Brasília acolheu entre os dias 31 de outubro e 1 de novembro a XI Conferência de Chefes de Estado e de Governo da Comunidade dos Países de Língua Portuguesa (CPLP).

lusophone_worldNuma conferência de imprensa, o presidente de Portugal, Marcelo Rebelo de Sousa, e o primeiro ministro do mesmo país, António Costa, anunciaram que durante a reunião foi aprovada por aclamação uma proposta oficial à Organização das Nações Unidas (ONU) a instauração do português como língua oficial da organização. A votação foi à iniciativa do presidente do Brasil Michel Temer.

Neste momento, as línguas oficiais da ONU são o espanhol, o inglês, o chinês mandarim, o russo, o francês e o árabe. De início só eram oficiais inglês e francês, que ainda continuam a ser as mais utilizadas dentro da organização. A última modificação a esta lista foi a inclusão do árabe, num lento processo que começou com a aprovação do seu uso como língua de trabalho na Assembleia Geral em 1973 e acabou em 1982 com a inclusão dentro das línguas de trabalho do Comité de Segurança.
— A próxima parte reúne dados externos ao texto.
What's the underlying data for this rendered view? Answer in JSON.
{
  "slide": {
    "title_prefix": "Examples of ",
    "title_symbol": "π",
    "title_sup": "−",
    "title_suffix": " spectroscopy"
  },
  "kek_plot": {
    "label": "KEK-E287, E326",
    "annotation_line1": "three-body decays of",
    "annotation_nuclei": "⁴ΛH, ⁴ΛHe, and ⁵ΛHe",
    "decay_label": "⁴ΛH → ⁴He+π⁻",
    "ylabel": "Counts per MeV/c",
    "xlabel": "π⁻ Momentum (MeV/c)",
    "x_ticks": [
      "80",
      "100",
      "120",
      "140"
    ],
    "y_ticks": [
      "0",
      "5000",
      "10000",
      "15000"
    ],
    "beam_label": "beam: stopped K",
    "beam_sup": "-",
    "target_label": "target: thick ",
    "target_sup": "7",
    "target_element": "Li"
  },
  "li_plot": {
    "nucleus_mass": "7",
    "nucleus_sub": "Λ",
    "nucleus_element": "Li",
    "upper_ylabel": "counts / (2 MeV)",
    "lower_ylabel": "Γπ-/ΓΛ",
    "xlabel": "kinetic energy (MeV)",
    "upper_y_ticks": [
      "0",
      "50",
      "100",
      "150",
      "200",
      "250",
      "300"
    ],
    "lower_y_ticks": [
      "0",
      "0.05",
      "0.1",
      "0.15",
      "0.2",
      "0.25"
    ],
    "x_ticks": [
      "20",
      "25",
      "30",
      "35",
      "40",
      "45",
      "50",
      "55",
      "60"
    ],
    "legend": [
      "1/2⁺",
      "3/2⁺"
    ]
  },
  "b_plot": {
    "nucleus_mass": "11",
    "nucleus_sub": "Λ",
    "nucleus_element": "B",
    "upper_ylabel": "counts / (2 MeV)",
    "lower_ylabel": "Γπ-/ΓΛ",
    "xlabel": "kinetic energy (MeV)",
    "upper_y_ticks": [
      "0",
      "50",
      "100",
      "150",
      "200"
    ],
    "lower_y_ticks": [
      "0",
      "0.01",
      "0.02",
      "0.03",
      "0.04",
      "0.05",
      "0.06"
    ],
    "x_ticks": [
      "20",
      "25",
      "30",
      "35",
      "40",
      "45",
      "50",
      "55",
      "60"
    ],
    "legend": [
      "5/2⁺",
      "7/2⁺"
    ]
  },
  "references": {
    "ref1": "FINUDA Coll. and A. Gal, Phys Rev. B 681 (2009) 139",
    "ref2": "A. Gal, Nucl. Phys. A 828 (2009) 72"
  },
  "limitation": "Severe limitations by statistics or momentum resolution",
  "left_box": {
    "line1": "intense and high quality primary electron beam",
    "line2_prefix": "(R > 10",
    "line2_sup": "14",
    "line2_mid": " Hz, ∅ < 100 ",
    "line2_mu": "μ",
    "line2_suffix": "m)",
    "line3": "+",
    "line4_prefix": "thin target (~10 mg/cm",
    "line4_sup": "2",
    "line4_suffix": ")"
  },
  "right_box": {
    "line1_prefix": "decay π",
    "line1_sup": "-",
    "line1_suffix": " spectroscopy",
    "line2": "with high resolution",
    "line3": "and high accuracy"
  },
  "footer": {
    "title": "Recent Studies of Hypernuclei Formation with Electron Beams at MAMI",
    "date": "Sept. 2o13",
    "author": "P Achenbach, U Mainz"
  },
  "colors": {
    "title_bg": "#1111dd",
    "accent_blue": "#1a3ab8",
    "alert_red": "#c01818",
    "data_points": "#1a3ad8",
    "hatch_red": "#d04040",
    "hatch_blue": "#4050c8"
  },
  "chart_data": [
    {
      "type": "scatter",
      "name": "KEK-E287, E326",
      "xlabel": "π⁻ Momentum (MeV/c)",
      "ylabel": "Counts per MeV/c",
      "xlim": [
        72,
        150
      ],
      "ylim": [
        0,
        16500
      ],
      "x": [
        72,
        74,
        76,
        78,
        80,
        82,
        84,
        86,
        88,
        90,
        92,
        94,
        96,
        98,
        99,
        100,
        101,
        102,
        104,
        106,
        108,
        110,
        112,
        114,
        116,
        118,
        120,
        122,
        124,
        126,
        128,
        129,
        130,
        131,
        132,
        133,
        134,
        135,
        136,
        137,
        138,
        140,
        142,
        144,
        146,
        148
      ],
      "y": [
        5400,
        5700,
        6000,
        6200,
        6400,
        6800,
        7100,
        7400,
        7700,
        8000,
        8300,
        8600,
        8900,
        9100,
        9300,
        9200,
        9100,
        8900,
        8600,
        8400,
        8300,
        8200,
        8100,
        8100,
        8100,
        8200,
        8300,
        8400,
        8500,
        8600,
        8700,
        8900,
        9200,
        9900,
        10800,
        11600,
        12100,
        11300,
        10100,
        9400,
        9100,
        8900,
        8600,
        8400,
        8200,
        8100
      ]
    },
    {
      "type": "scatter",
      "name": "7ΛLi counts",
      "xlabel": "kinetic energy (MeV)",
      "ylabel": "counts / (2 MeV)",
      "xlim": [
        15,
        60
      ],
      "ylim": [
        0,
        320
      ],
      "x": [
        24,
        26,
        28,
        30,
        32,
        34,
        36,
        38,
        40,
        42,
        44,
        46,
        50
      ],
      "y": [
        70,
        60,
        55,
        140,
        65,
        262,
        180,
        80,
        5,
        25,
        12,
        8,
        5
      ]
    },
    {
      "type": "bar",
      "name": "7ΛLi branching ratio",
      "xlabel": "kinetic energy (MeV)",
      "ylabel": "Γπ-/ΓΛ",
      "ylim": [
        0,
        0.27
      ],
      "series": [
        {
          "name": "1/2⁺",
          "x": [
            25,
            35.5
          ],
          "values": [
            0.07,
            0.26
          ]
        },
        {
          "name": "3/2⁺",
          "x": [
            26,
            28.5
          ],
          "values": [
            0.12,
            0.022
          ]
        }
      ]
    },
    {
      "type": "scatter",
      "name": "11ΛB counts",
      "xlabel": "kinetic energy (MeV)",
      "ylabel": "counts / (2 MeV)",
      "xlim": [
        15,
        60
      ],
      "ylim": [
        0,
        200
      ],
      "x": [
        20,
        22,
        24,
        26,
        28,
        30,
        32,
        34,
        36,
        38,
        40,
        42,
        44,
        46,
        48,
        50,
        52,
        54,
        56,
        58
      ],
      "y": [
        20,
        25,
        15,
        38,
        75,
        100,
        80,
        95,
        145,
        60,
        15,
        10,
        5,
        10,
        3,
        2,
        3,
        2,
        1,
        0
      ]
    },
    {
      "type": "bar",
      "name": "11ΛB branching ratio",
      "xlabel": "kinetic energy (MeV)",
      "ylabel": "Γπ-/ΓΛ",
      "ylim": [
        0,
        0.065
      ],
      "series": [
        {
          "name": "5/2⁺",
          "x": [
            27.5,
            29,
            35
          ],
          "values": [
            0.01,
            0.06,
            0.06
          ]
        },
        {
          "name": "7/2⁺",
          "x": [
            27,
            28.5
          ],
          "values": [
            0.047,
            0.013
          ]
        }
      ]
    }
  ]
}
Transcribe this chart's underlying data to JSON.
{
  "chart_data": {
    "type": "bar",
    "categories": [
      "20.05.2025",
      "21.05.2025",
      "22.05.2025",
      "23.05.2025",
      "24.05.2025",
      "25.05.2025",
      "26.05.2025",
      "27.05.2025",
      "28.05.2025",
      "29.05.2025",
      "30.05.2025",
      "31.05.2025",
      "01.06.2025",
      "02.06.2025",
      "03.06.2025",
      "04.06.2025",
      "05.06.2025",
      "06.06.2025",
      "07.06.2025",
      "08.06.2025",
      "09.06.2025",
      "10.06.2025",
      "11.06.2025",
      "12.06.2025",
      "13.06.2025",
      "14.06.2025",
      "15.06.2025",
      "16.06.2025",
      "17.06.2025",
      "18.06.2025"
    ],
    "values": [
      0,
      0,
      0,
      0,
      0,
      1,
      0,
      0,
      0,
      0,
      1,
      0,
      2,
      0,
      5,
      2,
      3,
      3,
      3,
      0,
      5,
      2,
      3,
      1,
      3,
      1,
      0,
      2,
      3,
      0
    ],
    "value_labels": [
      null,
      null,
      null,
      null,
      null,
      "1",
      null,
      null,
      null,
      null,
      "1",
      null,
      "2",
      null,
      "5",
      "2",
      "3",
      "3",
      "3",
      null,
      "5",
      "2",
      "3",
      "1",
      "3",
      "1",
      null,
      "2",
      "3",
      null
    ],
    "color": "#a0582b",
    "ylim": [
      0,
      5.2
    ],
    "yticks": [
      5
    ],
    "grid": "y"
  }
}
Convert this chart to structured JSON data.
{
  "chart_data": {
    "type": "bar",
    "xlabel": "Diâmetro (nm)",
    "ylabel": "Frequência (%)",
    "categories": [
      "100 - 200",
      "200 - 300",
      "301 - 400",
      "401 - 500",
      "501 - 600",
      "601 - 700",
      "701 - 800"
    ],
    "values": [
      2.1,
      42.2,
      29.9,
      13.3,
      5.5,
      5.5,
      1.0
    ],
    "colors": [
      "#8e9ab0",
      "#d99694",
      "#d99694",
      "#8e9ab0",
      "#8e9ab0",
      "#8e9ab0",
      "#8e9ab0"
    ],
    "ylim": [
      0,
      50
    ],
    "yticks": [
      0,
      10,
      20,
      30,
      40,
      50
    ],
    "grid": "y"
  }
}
Se esta medida for implementada, a relevância internacional do português ficará melhorada consideravelmente. Isto é importante, se tivermos em conta que, ainda que o português seja a quinta mais falada do planeta, a sua importância a nível geopolítico é menor. Espanhol e português, apesar de serem línguas com um número de falantes importante, têm a sorte de estar em países do “Terceiro Mundo”. Embora a situação de muitos destes países esteja a melhorar, ainda continuam a ser chamadas de “Países em desenvolvimento”, termo associado com pobreza, desigualdade social e instabilidade política. Esta imagem poderia ser alterada se a ONU, considerado o mais importante órgão internacional, adotasse o português como uma das suas línguas de uso oficial. Aliás, isto fará que a ONU precise de tradutores e trabalhadores que tenham conhecimentos de português, o que criará uma oferta de trabalho considerável, se tivermos em conta que a ONU é, segundo a sua própria página web, “um dos maiores empregadores de profissionais de línguas”.

Quais são as possibilidades reais de esta proposta ser aprovada?

antonio_guterres_2013Começando, o futuro secretário-geral da ONU, António Guterres, que entrará no cargo em 1 de janeiro do ano próximo, já manifestou que gostava da ideia. Se bem que o cargo de secretário-geral sempre tenha sido um cargo mais decorativo do que útil, a sua opinião sempre é ouvida pelos seus membros. A importância, ou antes, o prestígio de chegar até o posto prova-o o facto de a rádio espanhola não parar de repetir a situação de António Guterres como “político ibero” (primeira vez que o Reino de Espanha parece importar-se com o seu país vizinho) e do facto de ele saber “falar espanhol” (como se fosse requerimento para ser secretario-geral da ONU).

 

Ser o Brasil o principal promotor da medida é uma grande ajuda. O país é o sétimo quanto à contribuição que dá à ONU, sendo, além disso, a sétima potência económica por Produto Interno Bruto (PIB). Sendo uma potência emergente e parte do Grupo dos 77, a sua relevância internacional está a aumentar. Se os esforços diplomáticos do Brasil se focarem na aprovação do português como língua oficial, a medida poderá chegar a ser efetiva.

pib_nominal_fmi_weo_2015

Aliás, a presidência do Brasil tem bons motivos para conseguir este êxito internacional. O seu presidente, Michel Temer, entrou graças ao já infame Impeachment da anterior presidenta Dilma Rousseff. Num país que está à beira do colapso político (ou, melhor dito, que já colapsou), Temer necessita de algum avanço em qualquer matéria para poder legitimar-se como presidente, ao entrar no cargo sem eleições que o garanta (ainda que, como se viu com Dilma, ganhar umas eleições tampouco é garantia de nada) e com poucos apoios. Um êxito a nível internacional poderia dar prestígio a Temer, o que consolidaria a sua posição como presidente do Brasil, perante as ameaças de que sofra a mesma sorte que a sua predecessora. Por outras palavras, o Brasil tem os meios e os motivos para conseguir que o português seja oficial na ONU.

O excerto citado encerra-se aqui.